Se fue el carnaval 2022, pero llegaron las máscaras. Se levantó el telón hace ocho días y el festival de bombas rusas comenzó a caer sobre el suelo ucraniano. Éxodo masivo de ucranianos. Totum revolutum en la comunidad internacional, que trata de aislar (diplomática y económicamente, sobre todo), a la Rusia del insurrecto moscovita.
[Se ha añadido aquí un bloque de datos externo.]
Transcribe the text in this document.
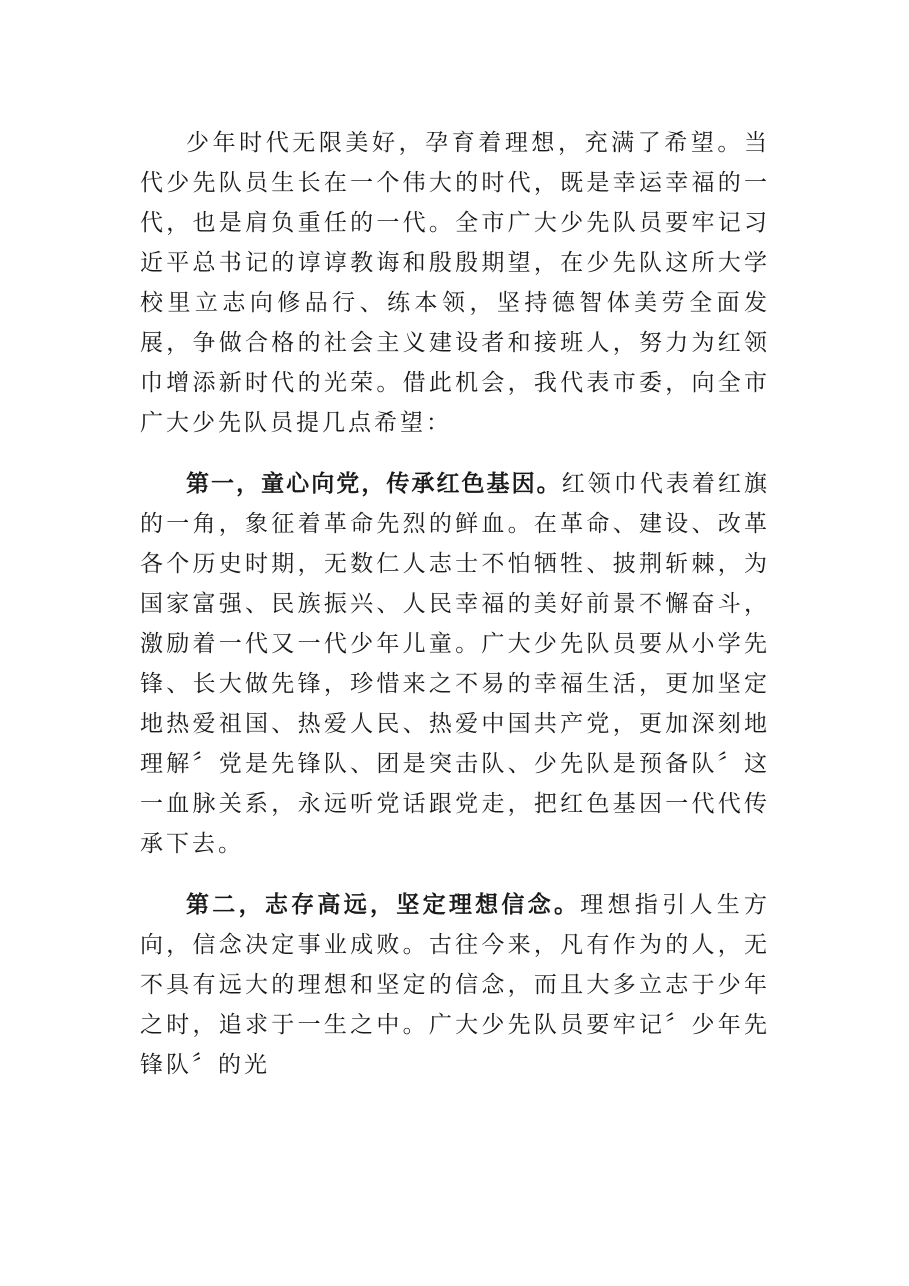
少年时代无限美好，孕育着理想，充满了希望。当代少先队员生长在一个伟大的时代，既是幸运幸福的一代，也是肩负重任的一代。全市广大少先队员要牢记习近平总书记的谆谆教诲和殷殷期望，在少先队这所大学校里立志向修品行、练本领，坚持德智体美劳全面发展，争做合格的社会主义建设者和接班人，努力为红领巾增添新时代的光荣。借此机会，我代表市委，向全市广大少先队员提几点希望：

第一，童心向党，传承红色基因。红领巾代表着红旗的一角，象征着革命先烈的鲜血。在革命、建设、改革各个历史时期，无数仁人志士不怕牺牲、披荆斩棘，为国家富强、民族振兴、人民幸福的美好前景不懈奋斗，激励着一代又一代少年儿童。广大少先队员要从小学先锋、长大做先锋，珍惜来之不易的幸福生活，更加坚定地热爱祖国、热爱人民、热爱中国共产党，更加深刻地理解〞党是先锋队、团是突击队、少先队是预备队〞这一血脉关系，永远听党话跟党走，把红色基因一代代传承下去。

第二，志存高远，坚定理想信念。理想指引人生方向，信念决定事业成败。古往今来，凡有作为的人，无不具有远大的理想和坚定的信念，而且大多立志于少年之时，追求于一生之中。广大少先队员要牢记〞少年先锋队〞的光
Pero, frenar las ansias imperialistas del ex KGB, no es tarea fácil, especialmente, cuando para alguno de los protagonistas de la nueva mascarada, resulta interesante tener abierto un nuevo foco de conflicto en Europa, con objetivos múltiples: reactivar su industria armamentística vendiendo más armas a Ucrania, sobre todo, después de la caída del chiringuito afgano; debilitar y desestabilizar todavía más las economías europeas, y la rusa también, claro está, pues la guerra con Ucrania implica graves repercusiones económicas para los estados europeos por razones obvias (gas, petróleo, exportaciones...), y para Rusia, cuyo esfuerzo en recursos y diplomacia le puede hacer perder gran parte de su fuelle económico y militar; y, desde luego, posicionarse estratégicamente próximo a las fronteras de la federación rusa y justificar todo tipo de cambios estructurales (necesarios en una región inestable), en negocios varios relacionados con minerales y petróleo, sectores nada estratégicos, de los que acabará sacando importantes réditos en lo que a explotación de recursos se refiere, como ya lo hizo en Afganistán.

Y todo, por el empeño ucraniano de solicitar su ingreso a la UE, y a la OTAN, inspiración divina procedente del otro lado del Atlántico. Vamos, que lo que sucede, conviene. Interesa que a uno le pongan servido en bandeja un nuevo bloque antirruso al más puro estilo Guerra Fría. Pero, de esa mascarada, nadie habla.